5 czerwca na cmentarzu na Bródnie w Warszawie pożegnaliśmy tragicznie zmarłego polarnika Michała Sawickiego.
W uroczystości pogrzebowej oprócz pracowników IGF PAN uczestniczyło też wielu polarników, którzy wraz z Michałem pracowali na Spitsbergenie. Słowo pożegnalne nad w ich imieniu wygłosił prof. Piotr Głowacki
Pożegnanie Ś.P. Michała Sawickiego
Pogrążona w smutku i żalu Rodzino.
My polarnicy też, jako „wielka rodzina polarna” przyszliśmy dziś pożegnać Michała, który opuścił za wcześnie nas na zawsze w 4 dni po swoich 44 urodzinach.
Liczba polarników, którzy zimowali w Stacji to prawie 300 osób, w tym niektórzy spędzili tam po kilka lat, jednym z nich był Ś.P. Michał.
Ten pierwszy tak tragiczny wypadek w historii Polskiej Stacji Polarnej na Spitsbergenie przyjmujemy ze smutkiem, ale i wielką pokorą dla niedającej się całkiem okiełznąć przyrody tej dalekiej i zimnej krainy.

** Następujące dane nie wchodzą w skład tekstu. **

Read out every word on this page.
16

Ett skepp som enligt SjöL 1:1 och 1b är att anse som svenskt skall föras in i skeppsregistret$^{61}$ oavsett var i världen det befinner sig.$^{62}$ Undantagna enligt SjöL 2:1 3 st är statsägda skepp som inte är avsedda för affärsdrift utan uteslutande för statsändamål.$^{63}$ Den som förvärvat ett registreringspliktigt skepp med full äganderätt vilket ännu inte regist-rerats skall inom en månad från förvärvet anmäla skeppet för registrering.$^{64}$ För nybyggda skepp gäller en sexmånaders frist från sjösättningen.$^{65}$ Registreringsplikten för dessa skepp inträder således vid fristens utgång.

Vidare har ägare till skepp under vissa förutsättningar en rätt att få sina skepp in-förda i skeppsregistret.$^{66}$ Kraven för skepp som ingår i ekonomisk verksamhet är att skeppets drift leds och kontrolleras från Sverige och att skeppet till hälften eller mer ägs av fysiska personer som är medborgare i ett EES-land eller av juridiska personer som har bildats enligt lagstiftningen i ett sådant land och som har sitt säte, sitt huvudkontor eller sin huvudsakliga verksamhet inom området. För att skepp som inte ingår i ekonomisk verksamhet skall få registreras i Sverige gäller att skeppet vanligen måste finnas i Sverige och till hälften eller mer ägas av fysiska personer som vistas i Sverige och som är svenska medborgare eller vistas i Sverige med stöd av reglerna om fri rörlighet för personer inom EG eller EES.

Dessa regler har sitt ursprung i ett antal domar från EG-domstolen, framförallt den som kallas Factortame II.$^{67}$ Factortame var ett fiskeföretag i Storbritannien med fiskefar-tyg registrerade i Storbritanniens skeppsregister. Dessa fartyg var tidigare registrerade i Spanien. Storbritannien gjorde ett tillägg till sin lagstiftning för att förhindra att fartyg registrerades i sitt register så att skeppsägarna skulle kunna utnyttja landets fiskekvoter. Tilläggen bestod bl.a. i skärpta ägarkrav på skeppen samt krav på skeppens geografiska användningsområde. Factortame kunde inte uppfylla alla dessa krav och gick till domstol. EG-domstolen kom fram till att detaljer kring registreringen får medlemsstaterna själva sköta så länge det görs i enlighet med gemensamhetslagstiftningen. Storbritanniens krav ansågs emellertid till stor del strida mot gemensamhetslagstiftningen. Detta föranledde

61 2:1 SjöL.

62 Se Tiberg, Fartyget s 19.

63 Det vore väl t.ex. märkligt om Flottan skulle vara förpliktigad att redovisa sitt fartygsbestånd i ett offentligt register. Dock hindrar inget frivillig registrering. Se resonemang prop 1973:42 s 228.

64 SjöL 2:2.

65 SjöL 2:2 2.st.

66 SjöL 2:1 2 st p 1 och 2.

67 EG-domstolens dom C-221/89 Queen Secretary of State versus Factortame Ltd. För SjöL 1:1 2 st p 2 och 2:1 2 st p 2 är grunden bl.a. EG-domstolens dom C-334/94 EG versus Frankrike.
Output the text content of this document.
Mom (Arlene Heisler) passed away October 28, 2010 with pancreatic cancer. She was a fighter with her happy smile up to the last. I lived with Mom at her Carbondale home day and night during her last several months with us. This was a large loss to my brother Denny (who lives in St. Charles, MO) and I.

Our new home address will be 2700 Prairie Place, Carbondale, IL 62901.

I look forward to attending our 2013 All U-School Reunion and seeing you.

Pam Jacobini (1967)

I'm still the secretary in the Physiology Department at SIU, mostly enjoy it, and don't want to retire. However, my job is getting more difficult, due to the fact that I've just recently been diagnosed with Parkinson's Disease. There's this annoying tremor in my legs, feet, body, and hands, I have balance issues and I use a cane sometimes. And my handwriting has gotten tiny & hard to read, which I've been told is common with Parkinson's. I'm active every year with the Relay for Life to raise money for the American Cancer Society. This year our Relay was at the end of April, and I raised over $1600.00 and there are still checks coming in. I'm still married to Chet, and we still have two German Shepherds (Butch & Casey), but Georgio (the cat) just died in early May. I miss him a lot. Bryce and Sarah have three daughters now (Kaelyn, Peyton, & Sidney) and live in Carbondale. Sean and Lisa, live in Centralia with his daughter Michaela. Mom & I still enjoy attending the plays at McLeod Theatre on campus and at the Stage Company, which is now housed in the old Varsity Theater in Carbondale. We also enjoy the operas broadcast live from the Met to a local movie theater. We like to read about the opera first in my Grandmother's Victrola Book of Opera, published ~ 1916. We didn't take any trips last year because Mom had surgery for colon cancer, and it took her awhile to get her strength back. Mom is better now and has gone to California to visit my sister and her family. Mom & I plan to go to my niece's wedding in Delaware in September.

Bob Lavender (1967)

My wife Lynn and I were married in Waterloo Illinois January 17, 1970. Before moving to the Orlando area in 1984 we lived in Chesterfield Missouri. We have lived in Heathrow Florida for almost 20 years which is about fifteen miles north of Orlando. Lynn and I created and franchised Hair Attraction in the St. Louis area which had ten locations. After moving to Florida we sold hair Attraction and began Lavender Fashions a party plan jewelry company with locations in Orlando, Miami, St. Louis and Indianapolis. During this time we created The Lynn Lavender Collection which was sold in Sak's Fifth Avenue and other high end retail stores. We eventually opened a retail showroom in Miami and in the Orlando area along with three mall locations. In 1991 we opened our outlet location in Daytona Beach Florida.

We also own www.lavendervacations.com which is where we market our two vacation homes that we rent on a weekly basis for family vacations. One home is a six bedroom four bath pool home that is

Pamiętam Michała jak po raz pierwszy został zakwalifikowany na wyprawę w 2001 roku i wielką troskę jego rodziców o niego, tak przed jak i w trakcie pierwszego zimowania. Ojca wypytującego szczegółowo o techniczne aspekty udziału Michała w ekspedycji i matkę pilnującą drobiazgowo, aby zamówić w kantynie stacyjnej dostateczną ilość soków i witamin.
Michał miał już wówczas dobrze określony cel swojej dalekiej i ekscytującej podróży.
Dobrze wypełniane tam przez Michała zadania dawały mu szansę na kolejne powroty w ten fascynujący rejon, a Michał wykorzystywał swoje kompetencje oraz umiejętności będąc regularnie, co trzy lata uczestnikiem kolejnych wypraw.
Po powrocie z trzeciej wyprawy został zatrudniony w Centralnym Laboratorium Geofizycznym w Belsku.
W przedostatniej jego wyprawie w roku 2010, gdzie grupa zimująca liczyła tylko 7 osób, w tym po raz pierwszy eksperymentalnie kierowała wyprawą kobieta zabierając dwie dodatkowe polarniczki, – z racji doświadczenia powierzono Michałowi funkcję zastępcy kierownika wyprawy.
Po powrocie Michał zdecydował się na zmianę swoich planów życiowych, ale tzw. „choroba polarna” po 6 latach okazała się silniejsza od stabilizacji i życia rodzinnego. Widać było jak cieszył się tym piątym wyjazdem długoterminowym do Arktyki, pokazując zakamarki statku ekspedycyjnego swojemu małemu synkowi przed wypłynięciem w czerwcu ubiegłego roku.
Ostatni raz z Michałem widziałem się nie tak dawno, bo w połowie kwietnia w Stacji. W rozmowach widziałem, że Michał stał się w pełni dojrzałym, rozsądnym, odpowiedzialnym i przewidującym człowiekiem, pełnym realistycznych planów na przyszłość.
Dlatego też wiadomość, jaka dotarła do mnie i nas polarników w przedpołudniowy słoneczny dzień 19 maja, była dużym wstrząsem i przyjęliśmy ją z niedowierzaniem. Utrata osoby Michała zżytej bardzo grupy polarników jest dla nas wielką wyrwą, a jego osoba pozostanie na długo w naszej pamięci.